Families can choose elementary schools that aren't the closest to their homes, but within geographic clusters, and the district provides busing from every part of the city to every high school and to selected alternative schools.
Last year, about 20,647 of the Seattle Public Schools' 47,000 students rode the buses. Of those, nearly 40 percent — 3,342 elementary students and 4,665 secondary students — received transportation because of the district's school-choice plan.
The cost of providing a choice: $7.6 million. Seattle annually spends about $1,200 for every student it transports, compared with about $900 in Tacoma and $364 in Kent.
The district is legally required to offer busing only for special-education students who need it, which costs about $6.3 million a year, and to students in low-performing schools who seek transfers under the No Child Left Behind Act. (Few have sought such transfers.)
The state's formula for paying transportation costs, which underwrites about half of Seattle's busing expenses, hasn't changed in two decades, says Allan Jones, director of pupil transportation in the Office of the Superintendent of Public Instruction. "The formula is supposed to work for all school districts," he said. "The basic impression that I've got is for some school districts it works, for others it doesn't. ... It's too complicated a system to be able to tweak it here and there and have it fixed."
In her 2005-07 budget proposal, State Superintendent Terry Bergeson again stated that student transportation is "significantly underfunded" for most districts. She is asking lawmakers for $616,350 for a comprehensive study of the transportation formula and an increase of $163 million to shore up districts' transportation budgets until the formula is revised.
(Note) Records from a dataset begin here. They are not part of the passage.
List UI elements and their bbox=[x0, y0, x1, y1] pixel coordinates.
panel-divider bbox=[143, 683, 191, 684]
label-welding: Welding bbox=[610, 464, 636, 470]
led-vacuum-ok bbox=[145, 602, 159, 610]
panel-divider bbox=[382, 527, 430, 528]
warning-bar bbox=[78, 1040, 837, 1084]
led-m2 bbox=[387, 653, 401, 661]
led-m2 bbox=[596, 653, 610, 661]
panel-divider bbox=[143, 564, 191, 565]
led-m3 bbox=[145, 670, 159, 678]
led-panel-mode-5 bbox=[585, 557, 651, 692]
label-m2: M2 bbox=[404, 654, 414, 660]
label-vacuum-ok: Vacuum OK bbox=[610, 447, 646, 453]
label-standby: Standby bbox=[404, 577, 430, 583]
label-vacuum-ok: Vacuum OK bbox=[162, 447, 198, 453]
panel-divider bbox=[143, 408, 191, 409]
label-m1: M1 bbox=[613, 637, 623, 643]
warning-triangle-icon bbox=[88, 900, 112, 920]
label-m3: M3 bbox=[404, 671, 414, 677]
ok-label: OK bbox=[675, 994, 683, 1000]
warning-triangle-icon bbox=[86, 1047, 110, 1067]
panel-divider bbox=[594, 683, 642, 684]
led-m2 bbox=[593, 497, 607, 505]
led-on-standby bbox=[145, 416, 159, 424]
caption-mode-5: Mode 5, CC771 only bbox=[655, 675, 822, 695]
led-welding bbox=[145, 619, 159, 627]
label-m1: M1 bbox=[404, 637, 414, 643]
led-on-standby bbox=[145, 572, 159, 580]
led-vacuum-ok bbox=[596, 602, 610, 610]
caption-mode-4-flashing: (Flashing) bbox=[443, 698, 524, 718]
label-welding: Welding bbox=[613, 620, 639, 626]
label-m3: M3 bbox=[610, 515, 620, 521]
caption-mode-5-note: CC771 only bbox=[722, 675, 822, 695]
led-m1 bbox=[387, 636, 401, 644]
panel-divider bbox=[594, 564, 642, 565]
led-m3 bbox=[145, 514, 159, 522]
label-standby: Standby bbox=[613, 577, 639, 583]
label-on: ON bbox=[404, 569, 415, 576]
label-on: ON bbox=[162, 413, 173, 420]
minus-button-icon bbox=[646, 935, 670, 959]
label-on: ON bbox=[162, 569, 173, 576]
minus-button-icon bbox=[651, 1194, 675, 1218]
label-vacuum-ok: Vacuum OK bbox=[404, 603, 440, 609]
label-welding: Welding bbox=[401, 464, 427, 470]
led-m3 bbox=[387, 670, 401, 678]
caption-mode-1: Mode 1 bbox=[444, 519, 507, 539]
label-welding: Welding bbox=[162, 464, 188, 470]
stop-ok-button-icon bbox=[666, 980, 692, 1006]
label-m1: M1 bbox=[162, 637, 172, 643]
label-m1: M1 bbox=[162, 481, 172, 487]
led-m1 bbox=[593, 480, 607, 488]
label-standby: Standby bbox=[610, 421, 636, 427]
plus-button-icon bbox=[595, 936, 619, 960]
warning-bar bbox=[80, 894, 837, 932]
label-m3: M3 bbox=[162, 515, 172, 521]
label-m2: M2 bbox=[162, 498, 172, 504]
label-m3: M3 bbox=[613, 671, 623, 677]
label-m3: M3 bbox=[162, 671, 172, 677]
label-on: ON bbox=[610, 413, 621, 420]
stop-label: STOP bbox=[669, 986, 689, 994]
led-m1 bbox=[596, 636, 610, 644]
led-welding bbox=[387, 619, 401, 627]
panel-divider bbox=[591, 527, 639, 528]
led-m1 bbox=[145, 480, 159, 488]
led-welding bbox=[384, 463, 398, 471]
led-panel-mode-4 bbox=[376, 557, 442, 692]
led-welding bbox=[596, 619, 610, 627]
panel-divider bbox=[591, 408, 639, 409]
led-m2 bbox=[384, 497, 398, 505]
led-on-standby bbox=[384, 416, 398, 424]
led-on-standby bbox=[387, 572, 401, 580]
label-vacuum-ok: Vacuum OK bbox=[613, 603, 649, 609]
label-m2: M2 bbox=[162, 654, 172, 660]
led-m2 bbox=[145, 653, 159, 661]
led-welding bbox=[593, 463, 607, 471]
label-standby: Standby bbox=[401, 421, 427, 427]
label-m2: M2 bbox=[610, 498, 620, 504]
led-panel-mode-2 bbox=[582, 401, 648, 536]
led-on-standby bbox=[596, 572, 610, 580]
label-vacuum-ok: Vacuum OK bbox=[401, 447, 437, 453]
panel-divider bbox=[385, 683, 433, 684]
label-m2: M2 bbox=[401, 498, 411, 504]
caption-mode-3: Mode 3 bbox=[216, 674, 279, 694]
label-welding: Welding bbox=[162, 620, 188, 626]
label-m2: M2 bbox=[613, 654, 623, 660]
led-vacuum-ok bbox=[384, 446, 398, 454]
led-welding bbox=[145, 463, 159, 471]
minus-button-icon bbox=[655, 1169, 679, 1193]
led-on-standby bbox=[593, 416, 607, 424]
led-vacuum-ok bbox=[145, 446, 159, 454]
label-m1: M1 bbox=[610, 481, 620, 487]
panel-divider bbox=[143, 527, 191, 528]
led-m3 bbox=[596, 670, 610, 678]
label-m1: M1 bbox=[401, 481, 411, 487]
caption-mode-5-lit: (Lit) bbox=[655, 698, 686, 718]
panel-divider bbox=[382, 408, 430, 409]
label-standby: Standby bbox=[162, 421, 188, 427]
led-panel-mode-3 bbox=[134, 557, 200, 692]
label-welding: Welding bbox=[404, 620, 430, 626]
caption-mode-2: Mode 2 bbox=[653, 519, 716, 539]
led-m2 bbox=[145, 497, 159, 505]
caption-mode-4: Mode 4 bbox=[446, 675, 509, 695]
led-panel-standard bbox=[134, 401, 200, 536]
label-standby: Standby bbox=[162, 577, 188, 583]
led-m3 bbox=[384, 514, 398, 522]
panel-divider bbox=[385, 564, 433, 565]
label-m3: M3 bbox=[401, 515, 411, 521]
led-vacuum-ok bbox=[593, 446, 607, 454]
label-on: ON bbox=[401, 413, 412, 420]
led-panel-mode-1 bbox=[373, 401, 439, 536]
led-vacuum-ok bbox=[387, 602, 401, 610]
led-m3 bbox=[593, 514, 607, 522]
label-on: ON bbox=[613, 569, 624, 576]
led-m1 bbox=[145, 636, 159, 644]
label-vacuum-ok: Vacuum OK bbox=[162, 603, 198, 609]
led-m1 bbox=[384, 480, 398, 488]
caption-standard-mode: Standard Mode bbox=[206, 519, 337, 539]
Dave Anderson, transportation manager for Seattle schools, said any formula changes should account for an unfunded mandate in the No Child Left Behind Act. Previously, homeless children attended schools with designated shelters and, if they moved, were to be bused only to other designated schools within the district.
The federal law now requires districts to continue, for up to two years, to bus homeless children who have moved away from their original schools — even if the children are placed in housing outside the school district. For example, Seattle pays to pick up and return one or two homeless children in Auburn who began the year at a Seattle school.
Complicating matters, districts' state allocations for the year are locked in, based on a student headcount in October. As the school year progresses, Anderson says, the district's homeless population tends to grow, which means greater costs to bus additional homeless children, without funding for them. The district must find buses to transport 10 to 15 homeless children a week, on average, he said.
"There's got to be a way to recognize this mandate with added funding," Anderson said.
School Board member Dick Lilly says the district should return to a neighborhood school-assignment plan, routing students from elementary to middle to high schools based on geography. That would offer families predictability, and the savings in transportation costs could be used to raise the quality of low-performing schools, he said.
Lilly would like to see the district try a neighborhood assignment plan before it closes any schools. He also would set aside 40 percent of seats in all of the city's alternative, middle and high schools for low-income students.
"It will bring parents, and therefore students, back into the district," he said. "It will change our enrollment patterns from declining to increasing. Many will be middle class and have a lot of energy."